Dumba’s strong transition game and scoring touch could earn him a new deal similar to the one of his new linemate Brodin, depending on cap space.

“There’s a lot of pressure going into a contract year,” said Dumba, per Michael Russo of the Star Tribune. “It’s a big year for me. But at the same time, I’m just going to have fun with it and do what I always do. I play a game. But it would definitely be awesome continuing to be part of this organization because I love it here.

“It’s pretty exciting what we have in store. Everyone’s charged up.”

Brodin’s reward for his performance while paired with Suter for a 60.86 percent deployment percentage last season, logging an average time on ice of 24:10, was $25 million over six years.

Dumba may be just old enough to have a drink at an American establishment, but his potential breakout year comes on the heels of his first experience with the NHL playoffs, tallying four points in all 10 of Minnesota’s postseason games.

Yeo’s defense will be rounded out, of course, with Scandella pairing up with Christian Folin and/or Nate Prosser, as Jared Spurgeon will jump to the top pairing with Suter after leading his fellow defensemen last season with a 53.72 percent five-on-five SAT percentage.

In 64 games last season, Scandella blasted past his previous career-high in goals, going from three to 11, en route to finishing with a career-best 23 points. This, of course, not only allows Yeo to cut Suter’s minutes, but feel comfortable doing so. Given the state of Minnesota’s blue line, could it get any better?

Actually, yes. As it turns out, the rich have gotten richer.

Adding to the Stockpile

While the Wild deploy five of their 12 players at 25 years of age or younger on the blue line, perhaps their biggest acquisition of the offseason was a skater who’s not currently on their NHL roster.

After three seasons with the University of Minnesota, the 6-foor-2, 186-pound Mike Reilly will begin his professional career in the AHL with the Iowa Wild.

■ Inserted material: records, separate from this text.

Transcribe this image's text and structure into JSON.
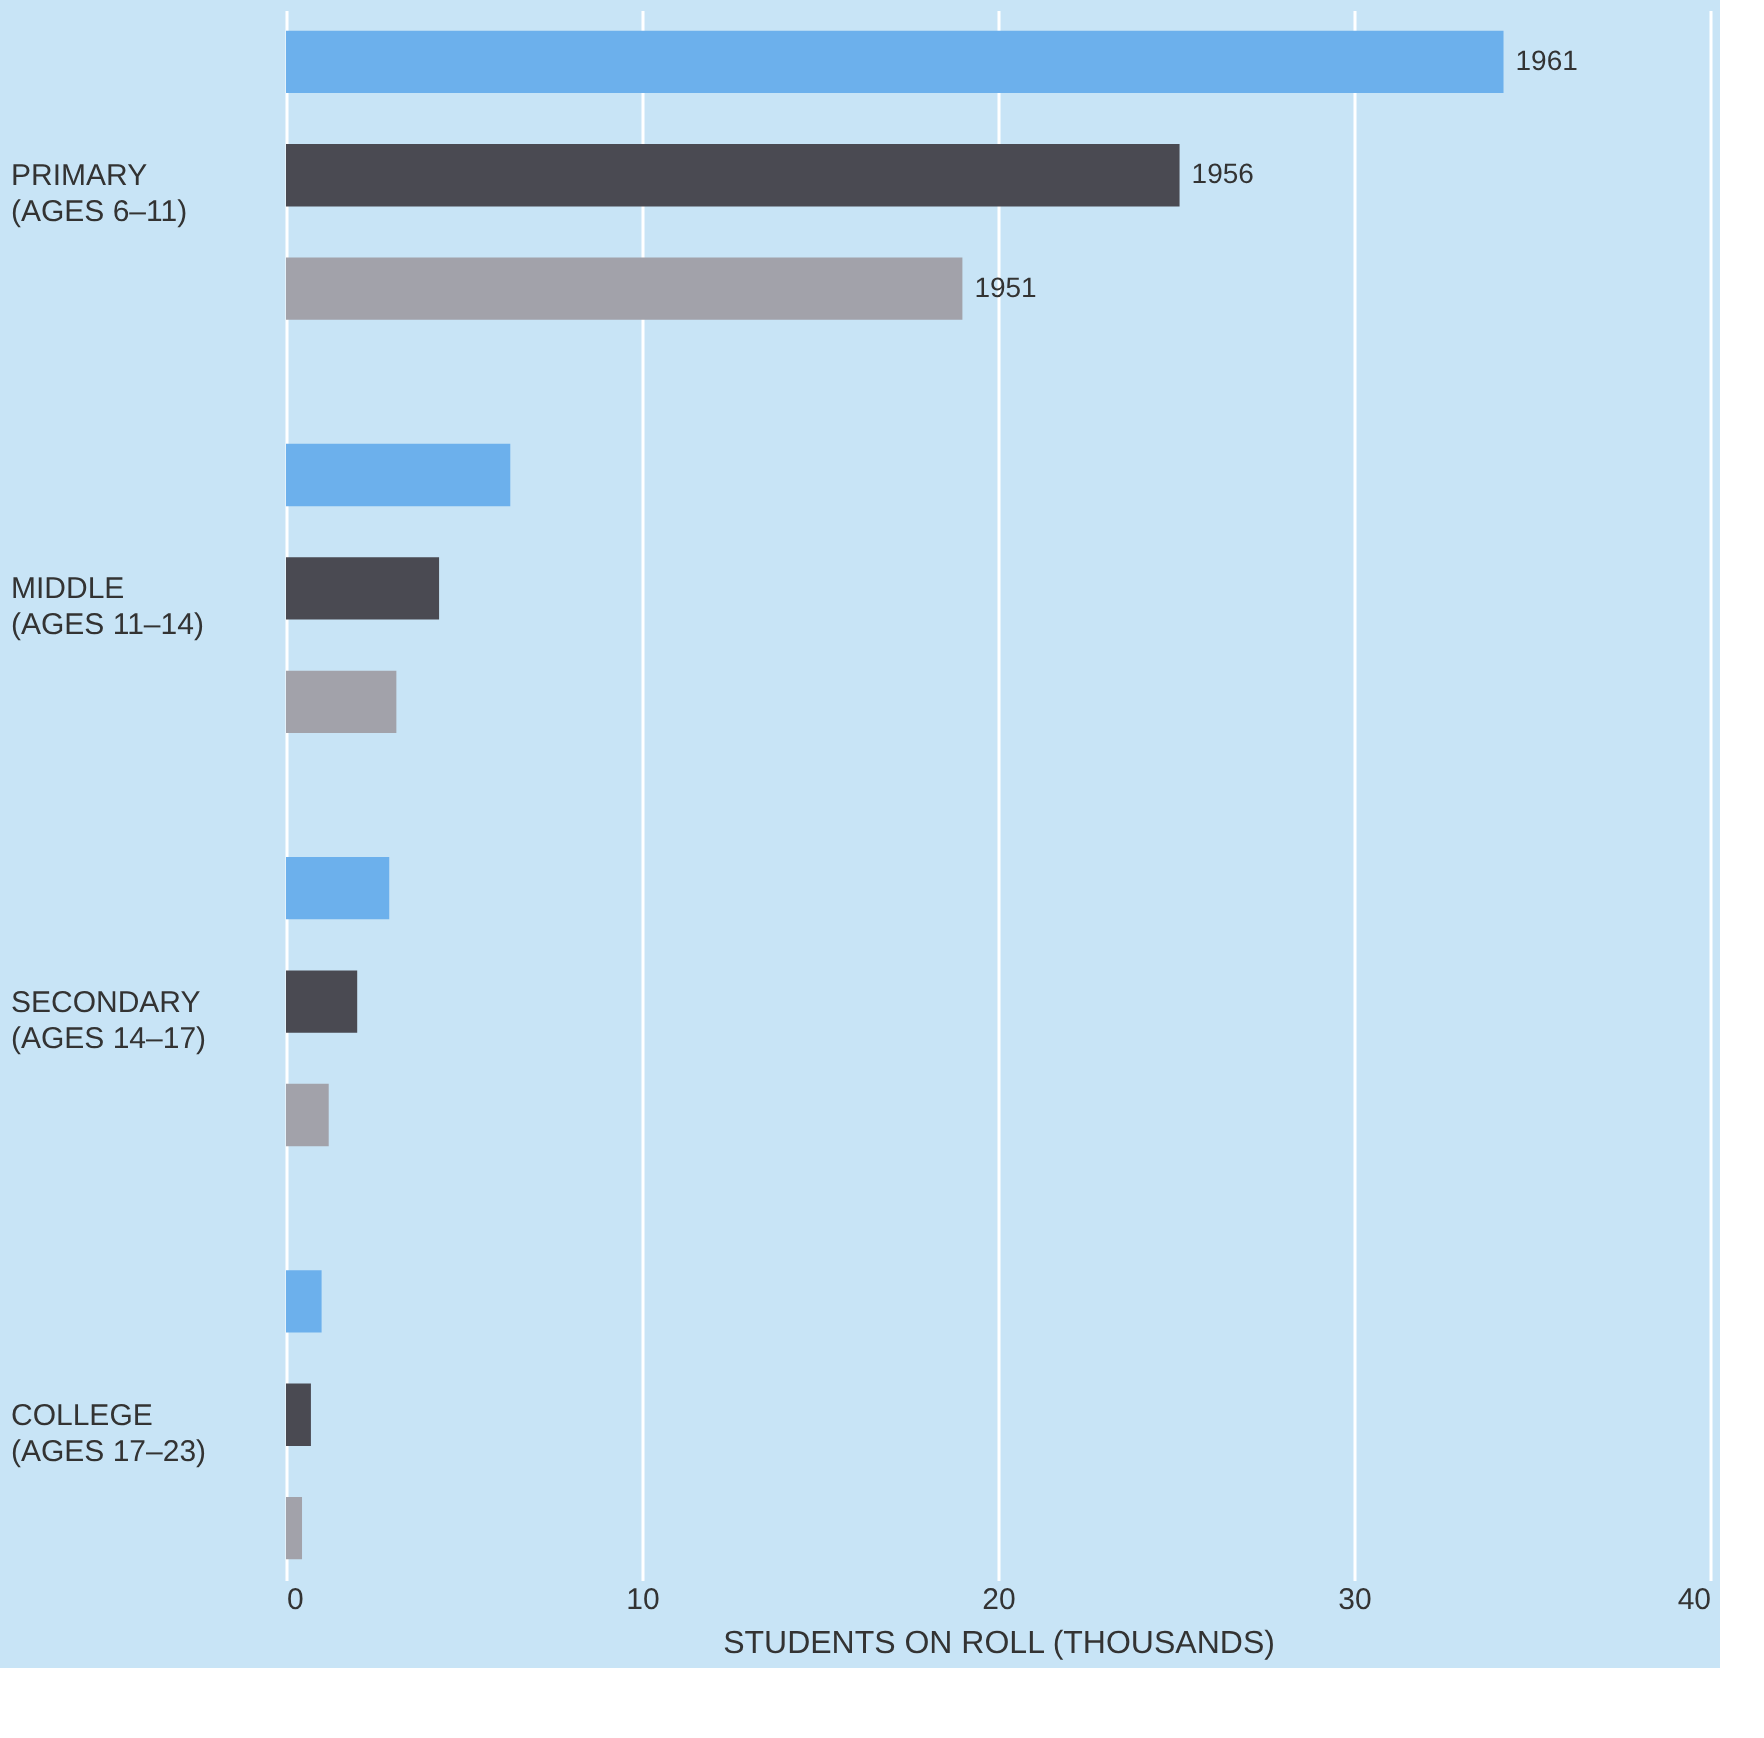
{
  "chart_data": {
    "type": "bar",
    "orientation": "horizontal",
    "xlabel": "STUDENTS ON ROLL (THOUSANDS)",
    "categories": [
      "PRIMARY\n(AGES 6–11)",
      "MIDDLE\n(AGES 11–14)",
      "SECONDARY\n(AGES 14–17)",
      "COLLEGE\n(AGES 17–23)"
    ],
    "series": [
      {
        "name": "1961",
        "color": "#6cb0ec",
        "values": [
          34.2,
          6.3,
          2.9,
          1.0
        ]
      },
      {
        "name": "1956",
        "color": "#4a4a52",
        "values": [
          25.1,
          4.3,
          2.0,
          0.7
        ]
      },
      {
        "name": "1951",
        "color": "#a2a2aa",
        "values": [
          19.0,
          3.1,
          1.2,
          0.45
        ]
      }
    ],
    "xlim": [
      0,
      40
    ],
    "xticks": [
      0,
      10,
      20,
      30,
      40
    ],
    "grid": "x",
    "legend": false
  }
}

But despite his lack of experience at the professional level, Minnesota’s top pro prospect is drawing comparison’s to Keith Yandle of the New York Rangers.

Peter Prohaska of Hockey’s Future gives further analysis of the 22-year-old prize:

Mike Reilly is no Keith Yandle at this stage of his career, but he is a similar player in some regard: a defenseman who can maneuver out of danger in his own end and who can distribute the puck through all three zones. If Reilly can prove his offensive abilities, his physical game, and decision-making are up to the challenge of the AHL, he can step into the NHL at times this season when some of that power play skill and offense are needed. The Wild’s dynamic defense corps was already its primary position of strength – adding Reilly improved it further.

The former Golden Gopher was initially drafted in the fourth round by the Columbus Blue Jackets in 2011, but refused to sign. As a result, Reilly became one of the most sought after college free agents this year, pursued by Chicago, Pittsburgh, Minnesota, and Columbus once again.

Landing Reilly was especially important to GM Chuck Fletcher since the Blackhawks would’ve added a viable replacement option down the line to an aging crop of defensemen in Duncan Keith and Brent Seabrook.

A native of Chicago himself, Reilly earned Big Ten Defensive Player of the Year honors the last two years, while being named to the All Big Ten First Team during that same stretch.

In the meantime, Reilly joins the Wild in Iowa after a disappointing training camp while under the microscope of Yeo.

“That’s the pressure I expected,” added Reilly via Graff again. “It’s something new for me. Coming in the last couple years as a seventh-rounder, I kind of flew under the radar. This year, I have high expectations from the coaching staff and myself. I need to make a big impact.”

Whether that impact comes this season, or later down the line, the blue line in Minnesota appears to be set for some time to come, the perfect response to the circumstances of their last three playoff exits.